Another possibility:
Somewhere along the reaction you now have significant amounts of r and s mdma forming.....plus a chiral glycidic impurity...plus more unreacted mdp2p....which is 2 chiral materias that could be doing some 3rd order process with the mdp2p favoring a chiral glycine/R(orS)MDMA/mdp2p intermediate....which produces more R or S mdma preferentially because it forms a more active catalytic species or lower energy transition state. the reaction order can get even higher also....this is just given as an example to show how complex mechanisms can be and there are plenty of studies showing how complicated catalysis really is and not a simple 2nd order process like people assume

Another possibility;
the chiral glycidic impurity could corrdinate to the Mdp2p oxygen...activating it for reduction and making it a chiral substrate favoring the formation of r or s mdma.

I agree with all of this and don't have anymore to say to add to the tiff.

 

[Jabberwocky]

You aren't grasping the theory correctly....We are talking about the reductive amination of MDp2p to MDMA....this is the step under question. It is likeley that purification does not happen during any of the steps...as most process scale syntheses go There by leaving a glycidic impurity present during the last step of the synth

They manage to get extremely pure MDMA into pills -- but don't practice good chemistry anywhere else along the way -- oookay.

Ok.
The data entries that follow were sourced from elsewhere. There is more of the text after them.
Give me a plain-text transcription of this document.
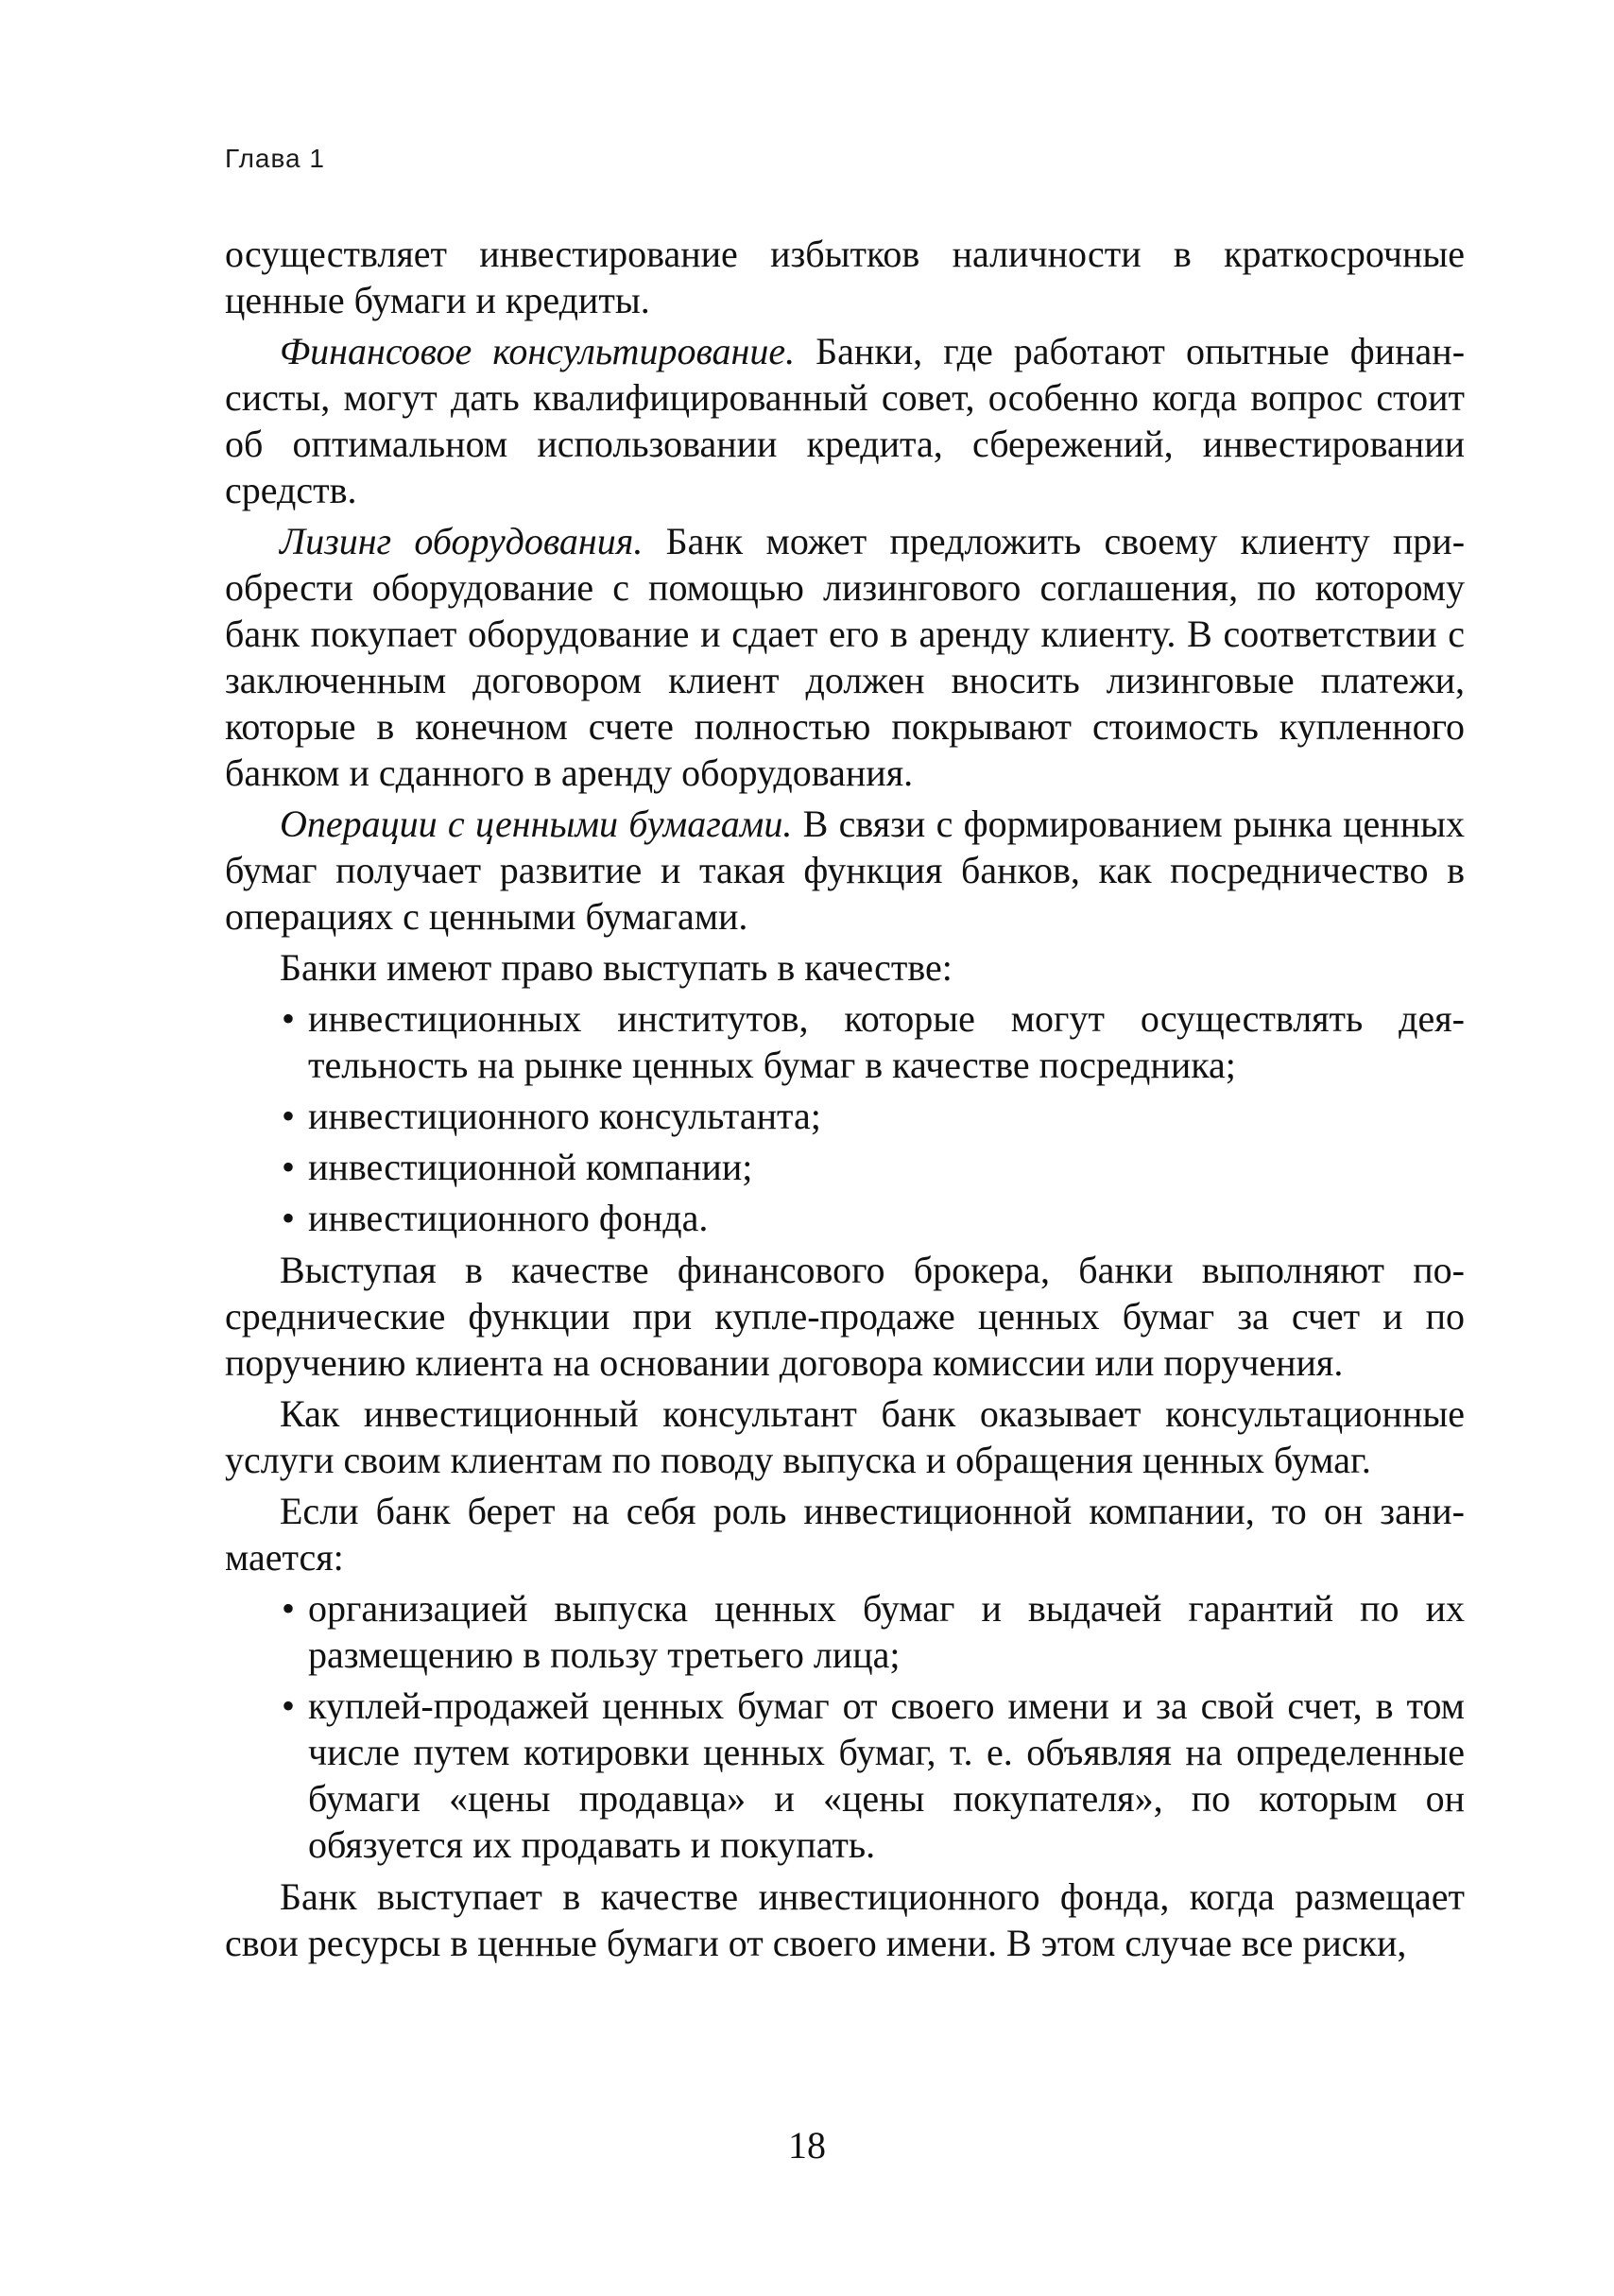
Глава 1

осуществляет инвестирование избытков наличности в краткосрочные ценные бумаги и кредиты.

Финансовое консультирование. Банки, где работают опытные финансисты, могут дать квалифицированный совет, особенно когда вопрос стоит об оптимальном использовании кредита, сбережений, инвестировании средств.

Лизинг оборудования. Банк может предложить своему клиенту приобрести оборудование с помощью лизингового соглашения, по которому банк покупает оборудование и сдает его в аренду клиенту. В соответствии с заключенным договором клиент должен вносить лизинговые платежи, которые в конечном счете полностью покрывают стоимость купленного банком и сданного в аренду оборудования.

Операции с ценными бумагами. В связи с формированием рынка ценных бумаг получает развитие и такая функция банков, как посредничество в операциях с ценными бумагами.

Банки имеют право выступать в качестве:

• инвестиционных институтов, которые могут осуществлять деятельность на рынке ценных бумаг в качестве посредника;
• инвестиционного консультанта;
• инвестиционной компании;
• инвестиционного фонда.

Выступая в качестве финансового брокера, банки выполняют посреднические функции при купле-продаже ценных бумаг за счет и по поручению клиента на основании договора комиссии или поручения.

Как инвестиционный консультант банк оказывает консультационные услуги своим клиентам по поводу выпуска и обращения ценных бумаг.

Если банк берет на себя роль инвестиционной компании, то он занимается:

• организацией выпуска ценных бумаг и выдачей гарантий по их размещению в пользу третьего лица;
• куплей-продажей ценных бумаг от своего имени и за свой счет, в том числе путем котировки ценных бумаг, т. е. объявляя на определенные бумаги «цены продавца» и «цены покупателя», по которым он обязуется их продавать и покупать.

Банк выступает в качестве инвестиционного фонда, когда размещает свои ресурсы в ценные бумаги от своего имени. В этом случае все риски,

18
Really? -- Lets talk actual compounds. !!! Glycidate = glycidic acid NOT the amino acid glycine !!!

1. PMK-glycidate is a powdered carboxylate (glycidic acid reacts to form either epoxides or carboxylates)
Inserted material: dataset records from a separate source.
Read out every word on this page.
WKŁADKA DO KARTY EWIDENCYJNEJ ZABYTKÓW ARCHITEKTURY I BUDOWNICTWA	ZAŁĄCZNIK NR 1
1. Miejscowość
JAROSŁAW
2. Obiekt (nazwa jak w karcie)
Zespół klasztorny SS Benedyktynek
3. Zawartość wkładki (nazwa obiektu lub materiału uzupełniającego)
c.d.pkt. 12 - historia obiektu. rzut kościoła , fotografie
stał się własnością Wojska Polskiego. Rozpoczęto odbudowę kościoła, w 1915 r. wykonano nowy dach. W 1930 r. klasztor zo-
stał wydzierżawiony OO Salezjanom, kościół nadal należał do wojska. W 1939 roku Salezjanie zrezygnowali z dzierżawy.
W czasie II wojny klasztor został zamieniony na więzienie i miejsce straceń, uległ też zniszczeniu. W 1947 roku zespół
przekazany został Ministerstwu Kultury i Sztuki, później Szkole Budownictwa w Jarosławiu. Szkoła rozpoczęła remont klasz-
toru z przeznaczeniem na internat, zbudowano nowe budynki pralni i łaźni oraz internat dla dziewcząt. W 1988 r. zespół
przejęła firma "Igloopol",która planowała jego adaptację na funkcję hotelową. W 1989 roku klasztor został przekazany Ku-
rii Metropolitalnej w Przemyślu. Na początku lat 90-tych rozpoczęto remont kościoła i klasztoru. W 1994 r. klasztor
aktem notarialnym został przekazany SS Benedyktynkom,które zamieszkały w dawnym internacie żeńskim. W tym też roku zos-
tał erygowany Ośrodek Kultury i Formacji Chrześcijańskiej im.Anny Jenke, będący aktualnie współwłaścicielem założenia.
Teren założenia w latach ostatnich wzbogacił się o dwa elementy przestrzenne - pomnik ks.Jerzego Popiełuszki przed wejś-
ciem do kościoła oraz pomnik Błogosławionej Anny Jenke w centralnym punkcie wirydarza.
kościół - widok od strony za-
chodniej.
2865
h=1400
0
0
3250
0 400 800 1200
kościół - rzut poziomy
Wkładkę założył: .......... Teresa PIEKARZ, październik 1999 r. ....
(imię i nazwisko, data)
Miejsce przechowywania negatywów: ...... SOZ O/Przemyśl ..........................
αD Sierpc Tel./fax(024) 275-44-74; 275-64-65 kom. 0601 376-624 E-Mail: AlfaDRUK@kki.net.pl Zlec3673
2. PMK (MDP2P) - is a liquid ketone

3. Why would you believe there is any significant amount of a glycidic impurity in the liquid MDP2P? -- that begs credulity. they can't decant a liquid, and then use a filter? really? really??

4. Any glycidic impurity would be a carboxylate or an epoxide.

5. Please identify the supposed possible epoxides or carboxylates that will interfere with the chirality of the ENTIRE MDP2P -- Nitromethane or MDP2P -- Methylamine reaction (instead of the molar fraction of the proposed impurity). It is chemistry, there are a finite set of epoxides and/or carboxylates that could possibly form.

6. Since you propose they don't purify anything -- where are all the epoxide and carboxylate reaction products?


What's more likely -- and actually plausible:

Someone may have synthed a giant batch of r-MDA -- there is a known synthesis to create the r-isomer as it is the supposedly "desired" isomer for MDA

Then, someone performed the PIHKAL MDMA synthesis from the r-isomer MDA and ended up with a ton of r-MDMA.